Le problème est que, aujourd’hui, on fait jouer aux juges des enfants un rôle qui se situe entre la politique migratoire et l’arbitrage entre l’Etat et le département. Cela n’est pas sain, car ce n’est pas notre boulot. Notre travail en assistance éducative est d’intervenir pour prendre des mesures de protection. Quand ces mesures portent atteinte aux droits des parents ou aux droits des enfants, c’est le rôle de l’autorité judiciaire, garante des libertés individuelles.

Aujourd’hui, nous avons des intéressés qui sont demandeurs, qui n’ont pas de représentant légal en France. Pour moi, cela ne relève donc pas du juge des enfants mais du juge des tutelles. Alors, sans doute faut-il que le juge des enfants intervienne dans un temps court lorsqu’il n’y a pas encore de représentant légal désigné auprès du jeune. Mais après, c’est le maintenir dans une situation d’enfant en danger sans représentant légal. De plus, on va déléguer une partie de l’autorité parentale au département, ce qui n’est pas possible juridiquement. Cet élément nous amène encore à nous décaler par rapport à notre rôle et à faire des choses que la loi n’autorise pas.

Durant votre prise de parole, vous avez dénoncé le militantisme des professionnels qui, selon vous, dessert les mineurs non accompagnés…

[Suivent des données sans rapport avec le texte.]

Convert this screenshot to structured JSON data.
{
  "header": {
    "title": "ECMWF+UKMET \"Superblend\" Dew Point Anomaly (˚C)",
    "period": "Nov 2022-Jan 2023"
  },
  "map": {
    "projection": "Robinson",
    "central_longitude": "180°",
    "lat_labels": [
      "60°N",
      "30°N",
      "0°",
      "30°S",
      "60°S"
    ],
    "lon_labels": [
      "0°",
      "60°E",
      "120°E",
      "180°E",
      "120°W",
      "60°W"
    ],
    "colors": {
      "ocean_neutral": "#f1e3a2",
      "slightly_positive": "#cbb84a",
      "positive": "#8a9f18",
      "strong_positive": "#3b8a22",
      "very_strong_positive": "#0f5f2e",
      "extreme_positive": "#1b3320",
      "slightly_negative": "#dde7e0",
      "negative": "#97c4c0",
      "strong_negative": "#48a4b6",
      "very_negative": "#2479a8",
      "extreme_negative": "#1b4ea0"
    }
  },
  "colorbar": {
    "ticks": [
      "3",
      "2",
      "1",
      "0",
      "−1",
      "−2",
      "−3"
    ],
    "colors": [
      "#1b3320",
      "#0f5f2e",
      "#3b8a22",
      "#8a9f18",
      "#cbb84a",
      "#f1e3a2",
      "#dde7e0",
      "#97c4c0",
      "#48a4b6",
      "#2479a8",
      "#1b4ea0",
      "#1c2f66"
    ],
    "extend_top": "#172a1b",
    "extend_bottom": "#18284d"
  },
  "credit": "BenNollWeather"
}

Effectivement, c’est souvent le cas. Par exemple, lorsque des associations vont tenter d’obtenir, vaille que vaille, un jugement supplétif pour renforcer le poids d’un extrait d’acte de naissance, cela va parfois à l’encontre du jeune. Bien que le juge n’ait pas toujours besoin d’un tel jugement, il arrive que l’on se rende compte que ce document a été demandé par le père de l’intéressé, dans le pays d’origine, un père dont on nous a dit qu’il était mort et que son décès était à l’origine de la migration. Donc cette démarche ne sert pas le jeune, bien au contraire. Personnellement, j’ai vu nombre de mineurs arriver avec des documents d’identité obtenus avec l’aide d’une association ou d’un service éducatif auquel ils avaient été confiés et qui comportent une empreinte digitale, alors que le document a été fait dans le pays d’origine à un moment où le jeune n’y était pas. Donc cela ne peut pas être son empreinte et c’est un faux. A certain moment, il faut être vigilant car le cœur devient tellement gros qu’il vous bouche les yeux. Ce militantisme fait que chacun est décalé par rapport à sa place institutionnelle. Nous, juges des enfants, nous avons subi des attaques qui remettaient en cause notre intégrité car nos décisions ne convenaient pas notamment aux associations. Aujourd’hui, il faut que l’on se reparle les uns et les autres pour se rappeler les règles qui régissent ce domaine. Il ne faut pas oublier que quand on est dans l’exercice d’une fonction, on est sous un cadre. L’implication est une chose, le militantisme en est une autre.